At the door, Stacey L. Kirby presents you with a "Gender Spectrum Form" on which you make an X somewhere along a dotted line between feminine and masculine end points. It's an apt, inclusive entry point for what amounts to a very personal show.
In her curatorial debut, Kirby brings together work by sixteen artists who have played a role in her growth as a queer, white, female Southern artist. Connect the dots—from Ann Kalmbach and Tatana Kellner at the Women's Studio Workshop in Kingston, New York, where Kirby interned, to Durham musicians Christy Jean Smith and Heather McEntire, who brought Kirby into local creative communities through collaboration and friendship—and you get a map of the artist's development. The work includes tantalizing sculptures from Harriet Hoover, stunning video by Ellie Ga, collages by elin o'Hara slavick, and a rocking chair covered with pointe shoes by Daniel B. Coleman.
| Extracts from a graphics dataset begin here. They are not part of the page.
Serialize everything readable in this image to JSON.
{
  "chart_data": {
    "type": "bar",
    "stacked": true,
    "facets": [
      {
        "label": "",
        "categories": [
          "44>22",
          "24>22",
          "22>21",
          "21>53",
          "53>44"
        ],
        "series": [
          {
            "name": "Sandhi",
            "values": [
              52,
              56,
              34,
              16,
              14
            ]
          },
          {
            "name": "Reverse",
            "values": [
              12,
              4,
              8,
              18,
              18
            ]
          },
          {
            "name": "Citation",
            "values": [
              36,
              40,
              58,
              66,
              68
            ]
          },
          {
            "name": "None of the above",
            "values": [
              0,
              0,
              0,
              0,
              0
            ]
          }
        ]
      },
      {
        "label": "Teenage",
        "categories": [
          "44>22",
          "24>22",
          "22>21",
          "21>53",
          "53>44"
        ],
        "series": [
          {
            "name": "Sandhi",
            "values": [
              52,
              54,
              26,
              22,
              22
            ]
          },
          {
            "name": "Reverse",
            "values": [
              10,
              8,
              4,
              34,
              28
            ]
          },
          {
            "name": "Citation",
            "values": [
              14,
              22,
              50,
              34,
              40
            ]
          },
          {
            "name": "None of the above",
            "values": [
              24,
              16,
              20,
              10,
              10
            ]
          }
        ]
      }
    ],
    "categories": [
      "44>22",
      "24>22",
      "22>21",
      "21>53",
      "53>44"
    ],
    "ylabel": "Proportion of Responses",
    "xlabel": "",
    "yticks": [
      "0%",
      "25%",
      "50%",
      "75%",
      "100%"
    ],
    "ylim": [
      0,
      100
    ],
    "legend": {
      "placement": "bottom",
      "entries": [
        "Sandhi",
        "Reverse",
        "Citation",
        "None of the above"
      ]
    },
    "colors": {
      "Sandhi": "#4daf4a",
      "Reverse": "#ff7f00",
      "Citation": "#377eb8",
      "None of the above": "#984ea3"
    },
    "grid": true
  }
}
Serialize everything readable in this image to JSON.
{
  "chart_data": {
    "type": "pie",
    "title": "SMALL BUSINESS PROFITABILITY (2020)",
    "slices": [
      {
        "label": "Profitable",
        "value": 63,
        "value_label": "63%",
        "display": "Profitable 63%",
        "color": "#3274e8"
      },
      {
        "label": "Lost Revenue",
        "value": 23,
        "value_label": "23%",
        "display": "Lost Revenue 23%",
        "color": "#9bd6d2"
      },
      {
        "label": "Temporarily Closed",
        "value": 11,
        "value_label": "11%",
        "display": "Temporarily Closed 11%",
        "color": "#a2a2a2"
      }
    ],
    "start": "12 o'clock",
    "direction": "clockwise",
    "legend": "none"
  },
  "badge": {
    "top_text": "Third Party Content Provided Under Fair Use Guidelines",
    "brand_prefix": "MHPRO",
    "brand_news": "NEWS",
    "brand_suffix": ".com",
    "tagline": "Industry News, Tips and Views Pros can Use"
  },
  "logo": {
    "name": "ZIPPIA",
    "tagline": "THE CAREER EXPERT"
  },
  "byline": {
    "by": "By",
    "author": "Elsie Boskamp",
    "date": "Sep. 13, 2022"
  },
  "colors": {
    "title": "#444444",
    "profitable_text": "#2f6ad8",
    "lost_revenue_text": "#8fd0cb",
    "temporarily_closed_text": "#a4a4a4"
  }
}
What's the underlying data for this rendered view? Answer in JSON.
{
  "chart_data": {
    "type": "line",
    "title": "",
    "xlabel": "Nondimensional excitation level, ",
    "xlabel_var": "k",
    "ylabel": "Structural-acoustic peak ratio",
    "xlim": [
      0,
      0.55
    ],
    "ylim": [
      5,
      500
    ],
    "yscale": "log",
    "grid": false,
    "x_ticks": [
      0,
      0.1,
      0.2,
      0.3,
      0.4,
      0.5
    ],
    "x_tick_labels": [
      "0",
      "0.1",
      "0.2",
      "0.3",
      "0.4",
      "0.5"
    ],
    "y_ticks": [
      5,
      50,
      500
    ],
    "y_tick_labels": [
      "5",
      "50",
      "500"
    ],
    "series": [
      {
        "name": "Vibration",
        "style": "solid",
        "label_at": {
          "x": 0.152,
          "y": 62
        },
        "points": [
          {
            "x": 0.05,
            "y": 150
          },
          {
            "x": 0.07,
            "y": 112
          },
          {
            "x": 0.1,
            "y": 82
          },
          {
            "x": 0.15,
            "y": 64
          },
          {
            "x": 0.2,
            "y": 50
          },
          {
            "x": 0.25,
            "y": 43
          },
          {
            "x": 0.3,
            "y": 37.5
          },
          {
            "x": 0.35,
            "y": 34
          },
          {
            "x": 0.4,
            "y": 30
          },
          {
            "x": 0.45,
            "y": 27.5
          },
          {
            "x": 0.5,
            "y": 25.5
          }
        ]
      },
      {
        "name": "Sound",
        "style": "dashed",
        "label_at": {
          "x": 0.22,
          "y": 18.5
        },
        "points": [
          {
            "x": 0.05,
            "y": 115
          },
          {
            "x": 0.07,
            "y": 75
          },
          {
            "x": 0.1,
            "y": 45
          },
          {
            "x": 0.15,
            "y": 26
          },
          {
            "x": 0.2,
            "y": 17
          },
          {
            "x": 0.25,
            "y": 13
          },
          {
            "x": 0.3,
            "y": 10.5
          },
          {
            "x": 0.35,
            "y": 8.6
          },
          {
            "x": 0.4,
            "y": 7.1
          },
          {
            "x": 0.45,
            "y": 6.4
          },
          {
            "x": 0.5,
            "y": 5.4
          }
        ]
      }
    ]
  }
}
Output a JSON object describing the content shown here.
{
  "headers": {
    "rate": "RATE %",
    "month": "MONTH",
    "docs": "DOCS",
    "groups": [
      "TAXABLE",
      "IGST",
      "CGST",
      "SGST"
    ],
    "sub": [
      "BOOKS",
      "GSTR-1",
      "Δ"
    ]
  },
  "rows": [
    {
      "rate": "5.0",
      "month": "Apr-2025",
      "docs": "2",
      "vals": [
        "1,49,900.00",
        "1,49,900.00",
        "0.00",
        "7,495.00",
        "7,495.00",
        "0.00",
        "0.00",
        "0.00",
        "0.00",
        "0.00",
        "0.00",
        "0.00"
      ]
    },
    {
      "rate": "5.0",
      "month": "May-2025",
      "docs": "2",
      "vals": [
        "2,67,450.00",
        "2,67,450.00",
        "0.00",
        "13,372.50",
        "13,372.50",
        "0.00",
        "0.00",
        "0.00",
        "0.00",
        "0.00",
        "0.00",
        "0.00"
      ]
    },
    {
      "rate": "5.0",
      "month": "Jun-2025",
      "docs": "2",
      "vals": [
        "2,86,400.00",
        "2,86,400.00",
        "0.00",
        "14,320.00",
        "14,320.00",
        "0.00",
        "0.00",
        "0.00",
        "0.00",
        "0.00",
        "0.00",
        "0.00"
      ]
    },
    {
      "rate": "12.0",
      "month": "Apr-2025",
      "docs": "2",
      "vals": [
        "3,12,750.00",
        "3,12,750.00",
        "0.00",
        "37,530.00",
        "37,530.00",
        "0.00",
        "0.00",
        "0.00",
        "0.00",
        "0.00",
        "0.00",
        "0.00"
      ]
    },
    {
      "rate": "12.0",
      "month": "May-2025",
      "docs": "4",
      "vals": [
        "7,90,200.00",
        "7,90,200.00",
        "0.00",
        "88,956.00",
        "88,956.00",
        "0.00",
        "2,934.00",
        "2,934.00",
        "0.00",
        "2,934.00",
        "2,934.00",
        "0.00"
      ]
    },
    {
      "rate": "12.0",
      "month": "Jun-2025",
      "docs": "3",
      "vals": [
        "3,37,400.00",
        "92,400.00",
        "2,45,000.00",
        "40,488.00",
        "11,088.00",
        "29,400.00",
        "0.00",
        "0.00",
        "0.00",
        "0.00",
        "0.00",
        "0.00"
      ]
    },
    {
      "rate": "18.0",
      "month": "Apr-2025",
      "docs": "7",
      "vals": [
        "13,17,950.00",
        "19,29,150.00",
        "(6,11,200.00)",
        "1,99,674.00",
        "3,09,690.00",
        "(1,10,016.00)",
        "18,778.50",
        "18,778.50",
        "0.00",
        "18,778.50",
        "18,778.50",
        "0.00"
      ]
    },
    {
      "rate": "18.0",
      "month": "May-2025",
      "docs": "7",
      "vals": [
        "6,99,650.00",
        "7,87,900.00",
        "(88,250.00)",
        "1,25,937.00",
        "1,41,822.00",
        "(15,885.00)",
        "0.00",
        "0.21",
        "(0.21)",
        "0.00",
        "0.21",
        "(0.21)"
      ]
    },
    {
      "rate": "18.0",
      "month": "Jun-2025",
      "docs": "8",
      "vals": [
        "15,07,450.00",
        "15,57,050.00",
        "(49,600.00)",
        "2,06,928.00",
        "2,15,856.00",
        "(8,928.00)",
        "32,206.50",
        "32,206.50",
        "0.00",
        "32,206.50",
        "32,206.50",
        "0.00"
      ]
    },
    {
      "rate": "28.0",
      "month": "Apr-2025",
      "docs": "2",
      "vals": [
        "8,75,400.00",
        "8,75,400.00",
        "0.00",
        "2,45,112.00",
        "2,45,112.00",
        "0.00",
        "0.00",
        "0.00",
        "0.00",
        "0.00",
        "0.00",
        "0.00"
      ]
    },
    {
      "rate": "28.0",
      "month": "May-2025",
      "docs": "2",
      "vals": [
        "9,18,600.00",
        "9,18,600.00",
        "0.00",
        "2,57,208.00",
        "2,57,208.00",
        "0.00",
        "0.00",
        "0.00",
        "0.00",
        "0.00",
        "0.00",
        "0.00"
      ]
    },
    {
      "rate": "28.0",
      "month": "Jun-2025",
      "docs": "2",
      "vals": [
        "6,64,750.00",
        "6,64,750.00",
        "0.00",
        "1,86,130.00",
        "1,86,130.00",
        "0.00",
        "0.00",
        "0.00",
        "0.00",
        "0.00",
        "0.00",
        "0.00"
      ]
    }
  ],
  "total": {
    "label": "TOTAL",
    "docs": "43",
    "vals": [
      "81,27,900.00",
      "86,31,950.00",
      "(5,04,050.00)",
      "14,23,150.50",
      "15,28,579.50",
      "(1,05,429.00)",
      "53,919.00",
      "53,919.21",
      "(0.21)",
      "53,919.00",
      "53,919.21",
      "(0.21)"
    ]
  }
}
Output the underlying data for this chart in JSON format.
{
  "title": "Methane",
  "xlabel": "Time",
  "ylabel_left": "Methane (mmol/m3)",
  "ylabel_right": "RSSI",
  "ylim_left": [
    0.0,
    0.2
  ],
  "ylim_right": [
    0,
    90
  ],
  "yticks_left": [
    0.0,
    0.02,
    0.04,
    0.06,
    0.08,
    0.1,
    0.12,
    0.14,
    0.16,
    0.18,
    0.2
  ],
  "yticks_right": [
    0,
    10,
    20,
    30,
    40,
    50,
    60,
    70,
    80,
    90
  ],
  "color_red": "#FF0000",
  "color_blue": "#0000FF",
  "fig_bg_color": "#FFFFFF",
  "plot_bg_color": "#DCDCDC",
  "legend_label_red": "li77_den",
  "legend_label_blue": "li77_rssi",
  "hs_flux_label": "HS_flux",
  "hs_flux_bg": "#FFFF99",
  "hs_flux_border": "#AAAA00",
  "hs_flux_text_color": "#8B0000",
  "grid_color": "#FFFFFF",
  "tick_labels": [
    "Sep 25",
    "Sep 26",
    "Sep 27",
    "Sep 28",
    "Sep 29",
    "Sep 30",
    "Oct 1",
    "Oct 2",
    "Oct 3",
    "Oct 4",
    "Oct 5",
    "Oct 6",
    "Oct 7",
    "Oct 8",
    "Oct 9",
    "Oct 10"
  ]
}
This idea might seem insular, but once you fill out your form, you're part of it, and that's Kirby's point: artists outside the straight white mainstream (especially in the South) must wander widely to construct communities. More than Kirby's personal narrative, Feminine Spectrum is a template for how to build networks of influence and inspiration—the kinds that shape old institutions and start new ones.
VAE, one such institution, is hosting some terrific programming around the show, including a can't-miss performance evening on May 10 with Hoover, Coleman, Susan Harbage Page, and Marie Garlock, as well as a May 18 appearance by LUEWWD (League of Upper Extremity Wrestling Women Durham) and a May 24 drag brunch.